ALBANY, N.Y. (NEWS10)- Pfizer’s Global President, Dr. Nanette Cocero told investors Friday that COVID-19 could become an endemic by 2024, according to CNBC. But what’s an endemic versus a pandemic?
It was March 2020 when the World Health Organization (WHO) declared COVID-19 a pandemic. WHO Senior Emergency Officer for Europe, Catherine Smallwood, said it’s COVID’s uncertain future that is preventing it from being declared an endemic, according to NewsNation.
The Mayo Clinic said a pandemic is simply a global epidemic. According to the Association for Professionals in Infection Control and Epidemiology, a pandemic has the following characteristics:
- Affects a wide geographical area, often worldwide
- Infects more people than an epidemic
- Most times caused by a new virus or a strain of virus that people have little or no immunity to and spreads quickly worldwide
- Causes many more deaths than epidemics
- Most times disrupts society, and causes economic or general difficulty
Labeling COVID an endemic doesn’t mean it will go away entirely, it means COVID will act more like seasonal flu with areas of outbreaks, the Mayo Clinic said.

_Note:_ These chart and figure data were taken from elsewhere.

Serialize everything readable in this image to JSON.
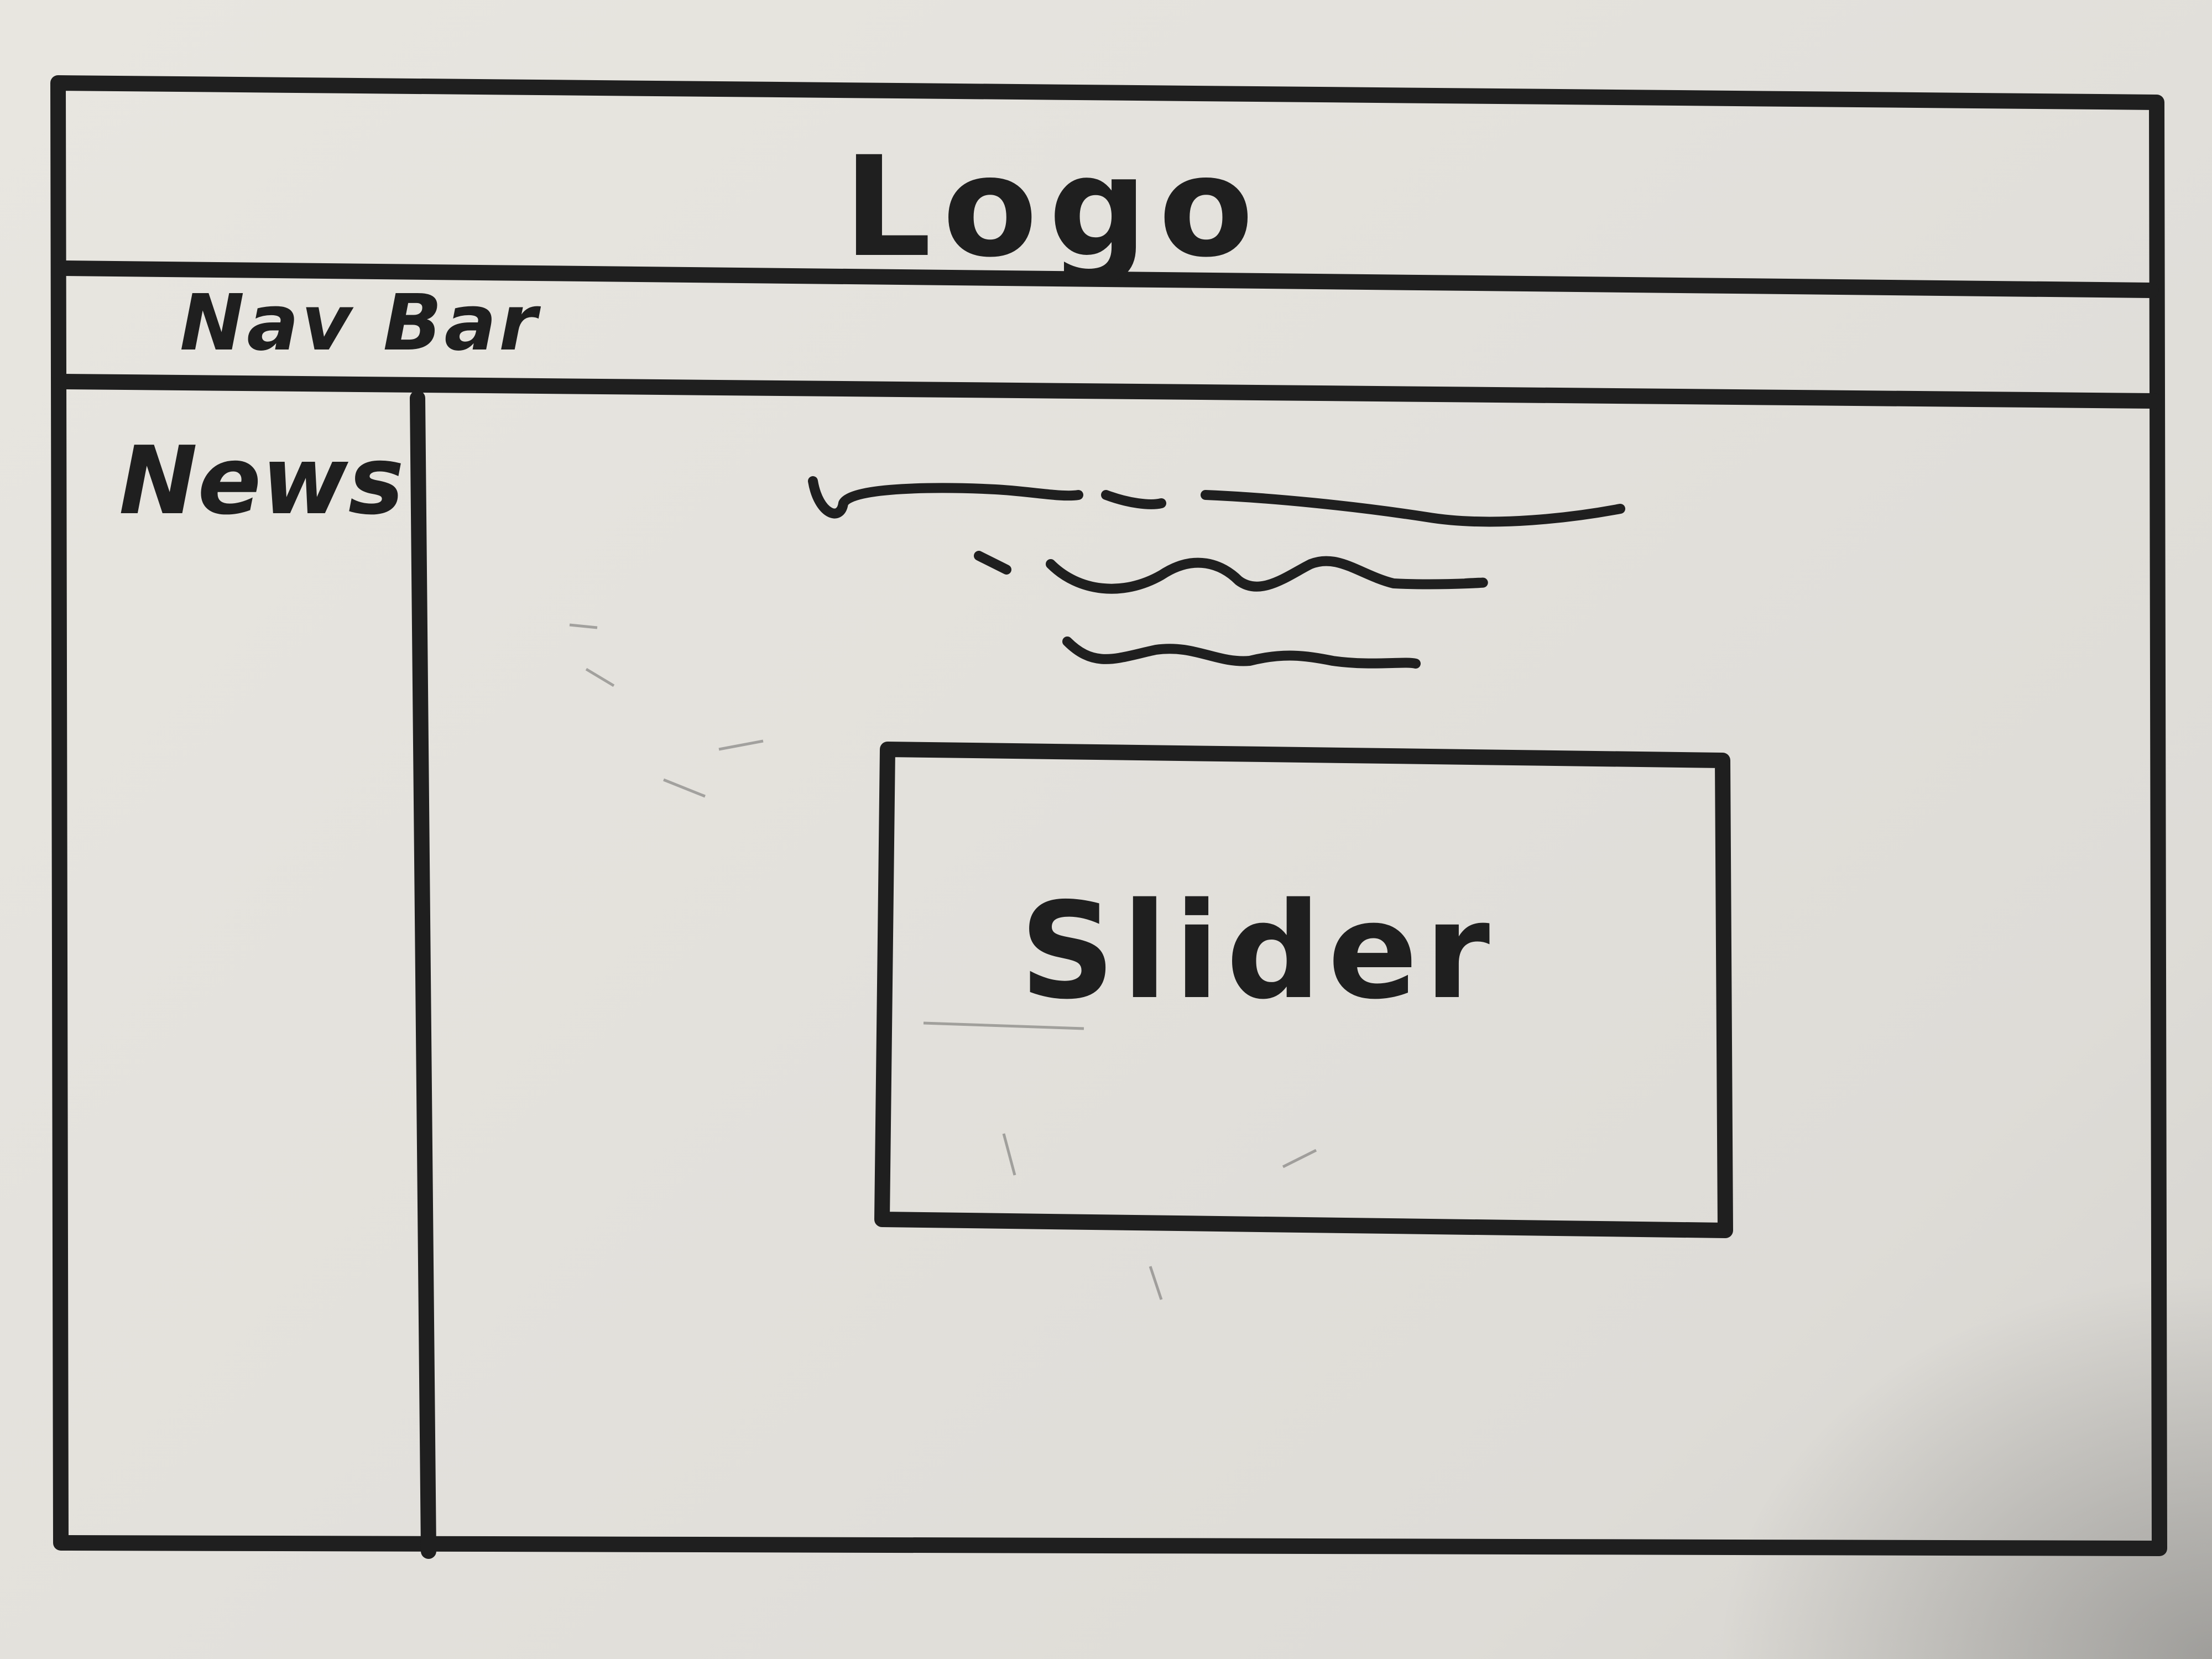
{
  "header": {
    "logo_label": "Logo"
  },
  "nav": {
    "label": "Nav Bar"
  },
  "sidebar": {
    "label": "News"
  },
  "main": {
    "text_placeholder_lines": 3,
    "slider": {
      "label": "Slider"
    }
  },
  "colors": {
    "paper": "#e3e1dc",
    "ink": "#1f1f1f"
  }
}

On Friday’s investor call, Pfizer Chief Scientific Officer, Mikael Dolsten, said effective distribution of vaccines, treatment, and variants will determine when COVID will be considered an endemic, according to CNBC.

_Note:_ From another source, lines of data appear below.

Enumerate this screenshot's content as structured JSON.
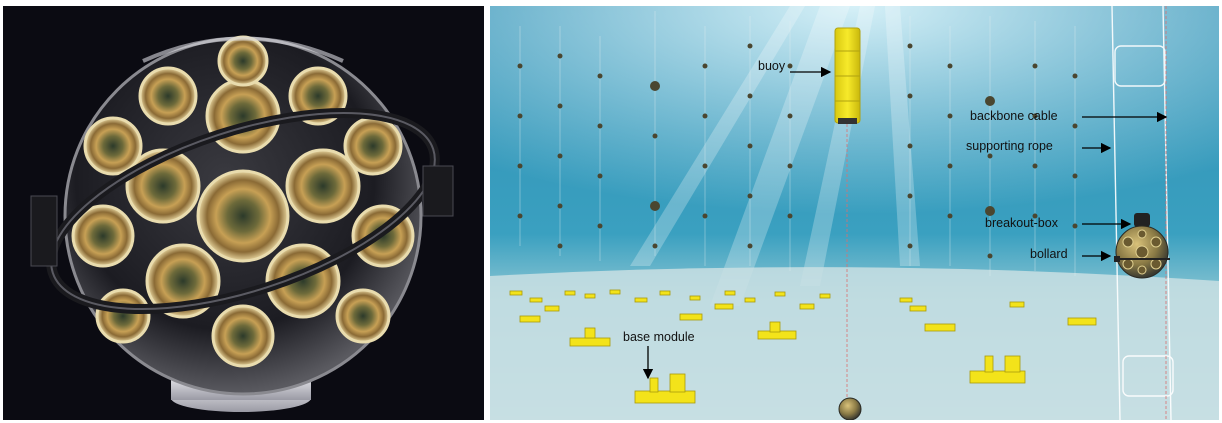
{
  "figure": {
    "left_panel": {
      "subject": "optical-module-sphere-photo"
    },
    "right_panel": {
      "subject": "underwater-detector-array-illustration",
      "labels": {
        "buoy": "buoy",
        "backbone_cable": "backbone cable",
        "supporting_rope": "supporting rope",
        "breakout_box": "breakout-box",
        "bollard": "bollard",
        "base_module": "base module"
      }
    },
    "colors": {
      "background_dark": "#0b0b12",
      "water_top": "#2f8fb4",
      "water_bottom": "#b9dbe4",
      "buoy_yellow": "#f3e31a",
      "glass_gold": "#c79a45"
    }
  }
}
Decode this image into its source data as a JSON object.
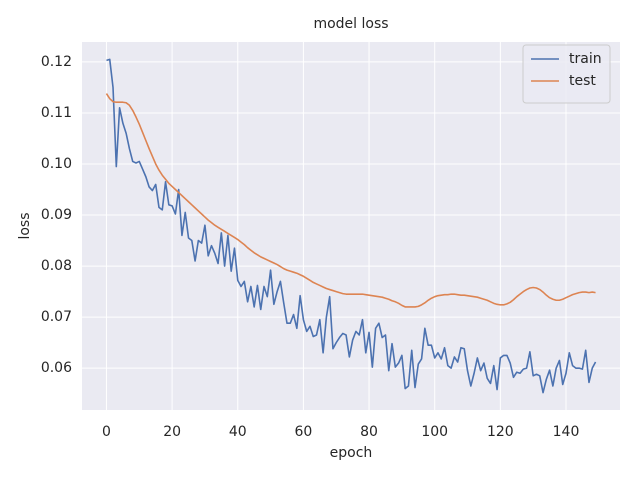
{
  "chart_data": {
    "type": "line",
    "title": "model loss",
    "xlabel": "epoch",
    "ylabel": "loss",
    "x": [
      0,
      1,
      2,
      3,
      4,
      5,
      6,
      7,
      8,
      9,
      10,
      11,
      12,
      13,
      14,
      15,
      16,
      17,
      18,
      19,
      20,
      21,
      22,
      23,
      24,
      25,
      26,
      27,
      28,
      29,
      30,
      31,
      32,
      33,
      34,
      35,
      36,
      37,
      38,
      39,
      40,
      41,
      42,
      43,
      44,
      45,
      46,
      47,
      48,
      49,
      50,
      51,
      52,
      53,
      54,
      55,
      56,
      57,
      58,
      59,
      60,
      61,
      62,
      63,
      64,
      65,
      66,
      67,
      68,
      69,
      70,
      71,
      72,
      73,
      74,
      75,
      76,
      77,
      78,
      79,
      80,
      81,
      82,
      83,
      84,
      85,
      86,
      87,
      88,
      89,
      90,
      91,
      92,
      93,
      94,
      95,
      96,
      97,
      98,
      99,
      100,
      101,
      102,
      103,
      104,
      105,
      106,
      107,
      108,
      109,
      110,
      111,
      112,
      113,
      114,
      115,
      116,
      117,
      118,
      119,
      120,
      121,
      122,
      123,
      124,
      125,
      126,
      127,
      128,
      129,
      130,
      131,
      132,
      133,
      134,
      135,
      136,
      137,
      138,
      139,
      140,
      141,
      142,
      143,
      144,
      145,
      146,
      147,
      148,
      149
    ],
    "series": [
      {
        "name": "train",
        "color": "#4c72b0",
        "values": [
          0.1203,
          0.1205,
          0.115,
          0.0995,
          0.111,
          0.108,
          0.106,
          0.103,
          0.1005,
          0.1002,
          0.1005,
          0.099,
          0.0975,
          0.0955,
          0.0948,
          0.096,
          0.0915,
          0.091,
          0.0965,
          0.092,
          0.0918,
          0.0902,
          0.095,
          0.086,
          0.0905,
          0.0855,
          0.085,
          0.081,
          0.085,
          0.0845,
          0.088,
          0.082,
          0.084,
          0.0825,
          0.0805,
          0.0865,
          0.08,
          0.086,
          0.079,
          0.0835,
          0.0772,
          0.076,
          0.077,
          0.073,
          0.076,
          0.072,
          0.0762,
          0.0715,
          0.076,
          0.074,
          0.0792,
          0.0725,
          0.075,
          0.077,
          0.0728,
          0.0688,
          0.0688,
          0.0705,
          0.0678,
          0.0742,
          0.0695,
          0.0672,
          0.0682,
          0.0662,
          0.0665,
          0.0695,
          0.063,
          0.07,
          0.074,
          0.0638,
          0.065,
          0.066,
          0.0668,
          0.0665,
          0.0622,
          0.0655,
          0.0672,
          0.0665,
          0.0695,
          0.063,
          0.067,
          0.0602,
          0.0678,
          0.0688,
          0.066,
          0.0665,
          0.0595,
          0.0648,
          0.0602,
          0.061,
          0.0625,
          0.056,
          0.0565,
          0.0635,
          0.0562,
          0.0608,
          0.0618,
          0.0678,
          0.0645,
          0.0645,
          0.062,
          0.063,
          0.0618,
          0.064,
          0.0605,
          0.06,
          0.0622,
          0.0612,
          0.064,
          0.0638,
          0.0595,
          0.0565,
          0.059,
          0.062,
          0.0595,
          0.061,
          0.058,
          0.057,
          0.0605,
          0.0558,
          0.062,
          0.0625,
          0.0625,
          0.061,
          0.0582,
          0.0592,
          0.059,
          0.0598,
          0.06,
          0.0632,
          0.0585,
          0.0588,
          0.0585,
          0.0552,
          0.0578,
          0.0596,
          0.0565,
          0.06,
          0.0615,
          0.0568,
          0.059,
          0.063,
          0.0605,
          0.06,
          0.06,
          0.0598,
          0.0635,
          0.0572,
          0.06,
          0.0612
        ]
      },
      {
        "name": "test",
        "color": "#dd8452",
        "values": [
          0.1138,
          0.1128,
          0.1122,
          0.1121,
          0.1121,
          0.1121,
          0.112,
          0.1115,
          0.1105,
          0.1092,
          0.1078,
          0.1062,
          0.1046,
          0.103,
          0.1015,
          0.1,
          0.0988,
          0.0978,
          0.097,
          0.0962,
          0.0956,
          0.095,
          0.0944,
          0.0938,
          0.0932,
          0.0926,
          0.092,
          0.0914,
          0.0908,
          0.0902,
          0.0896,
          0.089,
          0.0885,
          0.088,
          0.0876,
          0.0872,
          0.0868,
          0.0864,
          0.086,
          0.0856,
          0.0852,
          0.0847,
          0.0842,
          0.0836,
          0.0831,
          0.0826,
          0.0822,
          0.0818,
          0.0815,
          0.0812,
          0.0809,
          0.0806,
          0.0803,
          0.0799,
          0.0795,
          0.0792,
          0.079,
          0.0788,
          0.0786,
          0.0783,
          0.078,
          0.0776,
          0.0772,
          0.0768,
          0.0765,
          0.0762,
          0.0759,
          0.0756,
          0.0754,
          0.0752,
          0.075,
          0.0748,
          0.0746,
          0.0745,
          0.0745,
          0.0745,
          0.0745,
          0.0745,
          0.0745,
          0.0744,
          0.0743,
          0.0742,
          0.0741,
          0.074,
          0.0739,
          0.0737,
          0.0735,
          0.0732,
          0.073,
          0.0727,
          0.0723,
          0.072,
          0.072,
          0.072,
          0.072,
          0.0721,
          0.0724,
          0.0728,
          0.0733,
          0.0737,
          0.074,
          0.0742,
          0.0743,
          0.0744,
          0.0744,
          0.0745,
          0.0745,
          0.0744,
          0.0743,
          0.0743,
          0.0742,
          0.0741,
          0.074,
          0.0739,
          0.0737,
          0.0735,
          0.0733,
          0.073,
          0.0727,
          0.0725,
          0.0724,
          0.0724,
          0.0726,
          0.0729,
          0.0734,
          0.074,
          0.0745,
          0.075,
          0.0754,
          0.0757,
          0.0758,
          0.0757,
          0.0754,
          0.0749,
          0.0743,
          0.0738,
          0.0735,
          0.0733,
          0.0733,
          0.0735,
          0.0738,
          0.0741,
          0.0744,
          0.0746,
          0.0748,
          0.0749,
          0.0749,
          0.0748,
          0.0749,
          0.0748
        ]
      }
    ],
    "xlim": [
      -7.45,
      156.45
    ],
    "ylim": [
      0.0518,
      0.1239
    ],
    "xticks": [
      0,
      20,
      40,
      60,
      80,
      100,
      120,
      140
    ],
    "yticks": [
      0.06,
      0.07,
      0.08,
      0.09,
      {
        "value": 0.1,
        "label": "0.10"
      },
      0.11,
      0.12
    ],
    "grid": true,
    "legend": "upper right"
  }
}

“Since viruses spread where there are enough susceptible individuals and enough contact among them to sustain spread, it’s hard to anticipate what the timeline will be for the expected shift of COVID-19 to endemicity,” said Harvard T.H. Chan School of Public Health Professor, Yonatan Grad. COVID’s turn to an endemic could happen by location, Dolsten said.
Omicron, the latest COVID variant to sweep through the U.S., has been shown to have more mild symptoms than the Delta variant. Last week Dr. Anthony Fauci, the White House chief medical adviser, said omicron would seek out and infect a large majority of the population. If that happens it could trigger immunity at higher rates and ultimately be what’s needed for COVID to receive classification as an endemic.